Niemand drückt den personellen und programmatischen Niedergang der SPD deutlicher aus als deren Führungsduo Franz Müntefering und Frank-Walter Steinmeier. Beide stehen nicht nur für das sture Festhalten an einer überholten, industriell geprägten Normarbeitsgesellschaft, sondern auch für einen autoritären, männlich dominierten und auf Technokratie reduzierten Politikstil, der die enorme soziale Ausdifferenzierung der Arbeitsgesellschaft, ja, der Gesellschaft im Allgemeinen, mit den eigenen politischen und historischen Kategorien nicht mehr erfassen kann.

Für diese alten Herren ist Gesellschaft in erster Linie eine abgeleitete Funktion überkommener ökonomischer Theorien geworden, der Tonnenproduktion und des Arbeitsplatzausstoßes, in ihrer Wahrnehmung – aber wohl nur dort – eingezwängt in Einkommensschichten und Unternehmensgrößen, mit denen sie sich statistisch eine imaginäre „Mitte“ als vermeintlichen Anker ihrer SPD in der Gesellschaft konstruieren. Doch diesen Anker hat sie nicht mehr, bestenfalls ist sie zu einem Aufstellungsautomaten für Führungspersonal geworden, vor allem auf den unteren Verwaltungsebenen der Länder und Kommunen.

Gesellschaftspolitische Zielvorstellungen fehlen der SPD vollständig. An abgenutzten und ständig wiederholten Schlagwörtern wie „Wachstum“, „gute Arbeit“, „soziale Gerechtigkeit“ oder „Wohlstand“ jedenfalls, lassen sich diese beim besten Willen nicht mehr ablesen. Bei solcherlei abstrakten Wertesetzungen sind Christdemokraten ohnehin allemal besser, zumal die Bevölkerung nach über zehnjähriger SPD-Regierungsbeteiligung im Konkreten sehr genau erfahren konnte, was „gute Arbeit" und „soziale Gerechtigkeit“ im funktionalisierten Denken der SPD-Granden im Konkreten für sie bedeutet.

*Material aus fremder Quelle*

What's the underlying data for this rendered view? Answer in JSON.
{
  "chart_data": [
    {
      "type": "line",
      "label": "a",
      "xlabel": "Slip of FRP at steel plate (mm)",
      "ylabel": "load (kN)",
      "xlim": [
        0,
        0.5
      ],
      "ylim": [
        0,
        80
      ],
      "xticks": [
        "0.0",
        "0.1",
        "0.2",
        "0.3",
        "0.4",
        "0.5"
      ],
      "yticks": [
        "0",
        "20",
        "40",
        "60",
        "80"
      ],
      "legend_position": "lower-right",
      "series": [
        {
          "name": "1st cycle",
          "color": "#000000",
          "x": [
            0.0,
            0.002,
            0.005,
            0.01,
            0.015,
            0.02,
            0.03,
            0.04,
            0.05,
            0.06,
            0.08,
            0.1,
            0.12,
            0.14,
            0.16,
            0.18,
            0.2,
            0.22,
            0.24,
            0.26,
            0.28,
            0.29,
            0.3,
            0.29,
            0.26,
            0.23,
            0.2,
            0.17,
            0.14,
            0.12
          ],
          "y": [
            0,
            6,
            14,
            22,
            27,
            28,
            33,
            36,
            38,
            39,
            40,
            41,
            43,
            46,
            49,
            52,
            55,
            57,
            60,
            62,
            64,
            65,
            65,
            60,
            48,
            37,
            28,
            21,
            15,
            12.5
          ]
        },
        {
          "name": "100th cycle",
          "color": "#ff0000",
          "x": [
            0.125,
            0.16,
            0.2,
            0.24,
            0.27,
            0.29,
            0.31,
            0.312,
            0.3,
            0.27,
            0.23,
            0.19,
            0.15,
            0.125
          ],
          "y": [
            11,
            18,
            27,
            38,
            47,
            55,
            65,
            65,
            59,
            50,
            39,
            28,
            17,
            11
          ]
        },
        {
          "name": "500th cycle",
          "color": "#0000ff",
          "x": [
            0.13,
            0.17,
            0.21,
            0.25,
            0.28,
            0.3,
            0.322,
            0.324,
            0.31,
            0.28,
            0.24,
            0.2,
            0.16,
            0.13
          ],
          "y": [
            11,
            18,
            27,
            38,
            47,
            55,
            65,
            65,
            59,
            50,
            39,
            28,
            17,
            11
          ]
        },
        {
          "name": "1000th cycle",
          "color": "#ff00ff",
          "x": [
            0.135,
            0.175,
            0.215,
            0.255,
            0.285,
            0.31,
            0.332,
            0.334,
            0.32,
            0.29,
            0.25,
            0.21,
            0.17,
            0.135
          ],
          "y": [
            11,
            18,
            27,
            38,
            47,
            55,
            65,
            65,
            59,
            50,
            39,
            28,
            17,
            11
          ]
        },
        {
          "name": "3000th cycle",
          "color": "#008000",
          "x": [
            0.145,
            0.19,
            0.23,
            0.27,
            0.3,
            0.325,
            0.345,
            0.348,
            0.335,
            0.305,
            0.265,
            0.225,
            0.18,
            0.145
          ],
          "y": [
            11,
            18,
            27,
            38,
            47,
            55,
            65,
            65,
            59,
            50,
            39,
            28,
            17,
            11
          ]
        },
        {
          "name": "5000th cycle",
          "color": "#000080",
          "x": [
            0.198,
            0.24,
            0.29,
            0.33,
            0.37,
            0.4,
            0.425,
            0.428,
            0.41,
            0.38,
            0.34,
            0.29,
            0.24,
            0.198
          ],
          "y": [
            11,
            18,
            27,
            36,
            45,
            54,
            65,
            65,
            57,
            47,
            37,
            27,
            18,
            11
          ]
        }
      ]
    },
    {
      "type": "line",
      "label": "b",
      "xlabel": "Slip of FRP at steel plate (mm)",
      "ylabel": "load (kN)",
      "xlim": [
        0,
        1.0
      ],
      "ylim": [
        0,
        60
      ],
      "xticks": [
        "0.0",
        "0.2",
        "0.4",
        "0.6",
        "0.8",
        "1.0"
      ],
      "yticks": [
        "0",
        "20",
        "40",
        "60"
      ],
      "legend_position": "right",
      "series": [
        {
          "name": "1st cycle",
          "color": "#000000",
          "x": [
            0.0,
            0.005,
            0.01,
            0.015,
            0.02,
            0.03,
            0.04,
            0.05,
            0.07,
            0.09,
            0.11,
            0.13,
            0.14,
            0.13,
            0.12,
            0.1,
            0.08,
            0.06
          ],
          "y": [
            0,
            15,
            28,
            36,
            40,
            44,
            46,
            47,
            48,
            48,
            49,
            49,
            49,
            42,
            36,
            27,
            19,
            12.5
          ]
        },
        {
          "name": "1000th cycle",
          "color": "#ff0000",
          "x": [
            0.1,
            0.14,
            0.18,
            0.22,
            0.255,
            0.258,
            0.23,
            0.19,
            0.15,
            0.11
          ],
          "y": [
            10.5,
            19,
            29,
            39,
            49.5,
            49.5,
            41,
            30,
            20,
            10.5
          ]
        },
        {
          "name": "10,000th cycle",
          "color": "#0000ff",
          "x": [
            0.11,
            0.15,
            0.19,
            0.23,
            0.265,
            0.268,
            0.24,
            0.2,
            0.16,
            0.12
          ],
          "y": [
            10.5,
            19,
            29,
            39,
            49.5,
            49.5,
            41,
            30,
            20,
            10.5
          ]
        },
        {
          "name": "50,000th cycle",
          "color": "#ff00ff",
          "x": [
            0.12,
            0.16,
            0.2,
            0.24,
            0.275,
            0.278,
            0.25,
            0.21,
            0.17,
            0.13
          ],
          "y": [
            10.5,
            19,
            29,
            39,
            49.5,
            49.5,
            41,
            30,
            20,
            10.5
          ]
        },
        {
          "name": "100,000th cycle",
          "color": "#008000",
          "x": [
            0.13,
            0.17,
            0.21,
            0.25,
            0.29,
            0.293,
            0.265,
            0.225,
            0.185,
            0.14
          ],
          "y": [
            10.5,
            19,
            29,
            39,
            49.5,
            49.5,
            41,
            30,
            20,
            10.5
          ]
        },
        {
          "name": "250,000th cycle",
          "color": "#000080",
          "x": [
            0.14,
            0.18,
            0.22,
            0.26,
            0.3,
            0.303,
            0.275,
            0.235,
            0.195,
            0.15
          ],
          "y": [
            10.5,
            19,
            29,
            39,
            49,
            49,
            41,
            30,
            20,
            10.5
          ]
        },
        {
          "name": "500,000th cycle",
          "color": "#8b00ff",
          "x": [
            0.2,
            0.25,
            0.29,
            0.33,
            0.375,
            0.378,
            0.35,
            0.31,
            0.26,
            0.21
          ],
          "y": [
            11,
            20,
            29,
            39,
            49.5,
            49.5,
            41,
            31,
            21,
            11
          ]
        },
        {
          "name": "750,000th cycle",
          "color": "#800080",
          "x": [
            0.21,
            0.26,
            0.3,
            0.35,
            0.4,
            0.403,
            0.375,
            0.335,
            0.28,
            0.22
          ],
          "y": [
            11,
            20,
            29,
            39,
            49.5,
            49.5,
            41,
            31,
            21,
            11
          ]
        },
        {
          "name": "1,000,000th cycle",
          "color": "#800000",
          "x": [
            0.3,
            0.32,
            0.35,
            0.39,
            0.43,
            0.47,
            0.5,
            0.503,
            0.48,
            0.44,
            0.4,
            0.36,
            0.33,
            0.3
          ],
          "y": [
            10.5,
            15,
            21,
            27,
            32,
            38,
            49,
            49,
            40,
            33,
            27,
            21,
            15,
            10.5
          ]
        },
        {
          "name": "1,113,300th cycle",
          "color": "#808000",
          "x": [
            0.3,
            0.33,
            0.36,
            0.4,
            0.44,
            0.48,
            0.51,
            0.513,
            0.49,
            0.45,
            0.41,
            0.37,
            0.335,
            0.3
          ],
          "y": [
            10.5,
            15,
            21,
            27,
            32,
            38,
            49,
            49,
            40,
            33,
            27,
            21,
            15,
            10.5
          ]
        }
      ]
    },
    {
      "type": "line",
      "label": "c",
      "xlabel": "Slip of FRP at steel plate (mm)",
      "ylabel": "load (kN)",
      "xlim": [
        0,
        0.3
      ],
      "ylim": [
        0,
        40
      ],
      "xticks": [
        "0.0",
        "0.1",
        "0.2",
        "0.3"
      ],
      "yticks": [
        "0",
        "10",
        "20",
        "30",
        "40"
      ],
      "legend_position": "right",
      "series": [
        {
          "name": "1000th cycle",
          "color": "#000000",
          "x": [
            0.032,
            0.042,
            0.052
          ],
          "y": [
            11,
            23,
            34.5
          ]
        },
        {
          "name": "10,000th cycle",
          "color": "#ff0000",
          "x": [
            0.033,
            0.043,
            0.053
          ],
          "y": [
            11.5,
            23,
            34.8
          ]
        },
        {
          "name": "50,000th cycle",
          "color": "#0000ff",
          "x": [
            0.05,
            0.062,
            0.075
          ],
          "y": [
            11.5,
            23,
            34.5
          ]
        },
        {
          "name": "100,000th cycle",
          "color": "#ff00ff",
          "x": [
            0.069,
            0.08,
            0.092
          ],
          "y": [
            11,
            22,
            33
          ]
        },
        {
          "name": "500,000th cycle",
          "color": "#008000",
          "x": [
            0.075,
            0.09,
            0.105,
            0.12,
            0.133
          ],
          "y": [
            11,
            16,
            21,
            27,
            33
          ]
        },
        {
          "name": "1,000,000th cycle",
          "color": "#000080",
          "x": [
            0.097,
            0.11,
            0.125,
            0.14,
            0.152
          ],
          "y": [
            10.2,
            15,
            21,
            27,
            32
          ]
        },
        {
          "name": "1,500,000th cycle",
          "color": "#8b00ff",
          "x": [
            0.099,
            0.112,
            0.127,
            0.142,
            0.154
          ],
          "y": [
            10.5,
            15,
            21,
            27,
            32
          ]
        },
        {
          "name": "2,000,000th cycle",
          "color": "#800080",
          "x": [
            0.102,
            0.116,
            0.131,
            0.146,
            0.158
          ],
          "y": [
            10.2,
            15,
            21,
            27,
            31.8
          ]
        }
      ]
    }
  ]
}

Ohne Zielvorstellungenfehlt der Sozialdemokratie eben ihr entscheidender Hebel zum in Gang setzen politisierender Prozesse: der Fortschrittsbegriff. Wohin soll denn eigentlich die Gesellschaft von einer SPD geführt werden, für die Geschichte statt Progression nur noch Erinnerung an bessere Zeiten ist, für die das starre Korsett einer Massengüter produzierenden Disziplinar-, Arbeits- und Konsumgesellschaft zum letzten Modell eigener politischer Identitätsstiftung geworden ist?

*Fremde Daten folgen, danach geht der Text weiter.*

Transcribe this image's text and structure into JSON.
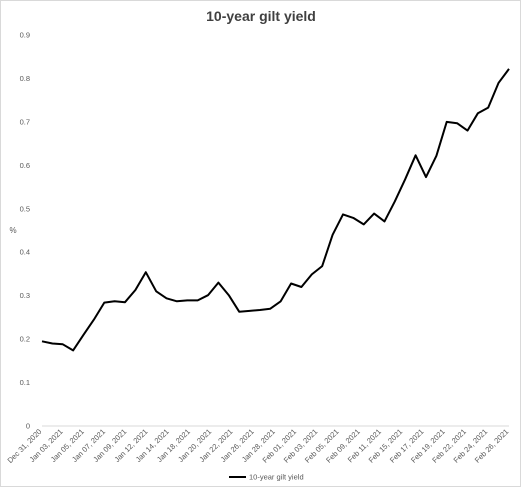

Bei dieser Europawahl konnte die SPD ihre Wähler nicht mehr „mobilisieren“, weil sie selbst nicht mehr mobil ist und die Zuhausegebliebenen immer weniger überhaupt „ihre“ Wähler sind. Der politische Charme des Funktionellen und Instrumentellen, wie auch die persönliche Überzeugungskraft des Amtsleiters und Parteifunktionärs sind halt äußerst begrenzt. Die „beschleunigte Gesellschaft“, von der einst Peter Glotz sprach, ist der Sozialdemokratie davongefahren. Es dominieren jene traurige Leidenschaften des Bürokraten und Sachbearbeiters. Der Vorschlag, Nichtwähler sollten doch bitteschön für ihre Weigerung Strafe zahlen, konnte wohl nur aus der SPD kommen.

Was die SPD eigentlich bräuchte, wäre ein mindestens achtjähriger oppositioneller Rückzug von ihrer Funktion als Staatspartei und einen radikalen Personalschnitt. Für Ersteres ist die derzeitige Führung nicht gemacht, Letzteres ist weit und breit nicht in Sicht. Und so beißt sich die sozialdemokratische Katze in den Schwanz: damit sich etwas ändern kann, müsste sich erst etwas ändern. Unter diesem Gesichtspunkt ist die fortwährende Verweigerung der Wählerinnen und Wähler, den starrsinnigen Selbstbestätigungsritualen von Steinmeier, Müntefering, Steinbrück oder Struck noch Glauben zu schenken, vielleicht sogar ein demokratischer Gnadenakt.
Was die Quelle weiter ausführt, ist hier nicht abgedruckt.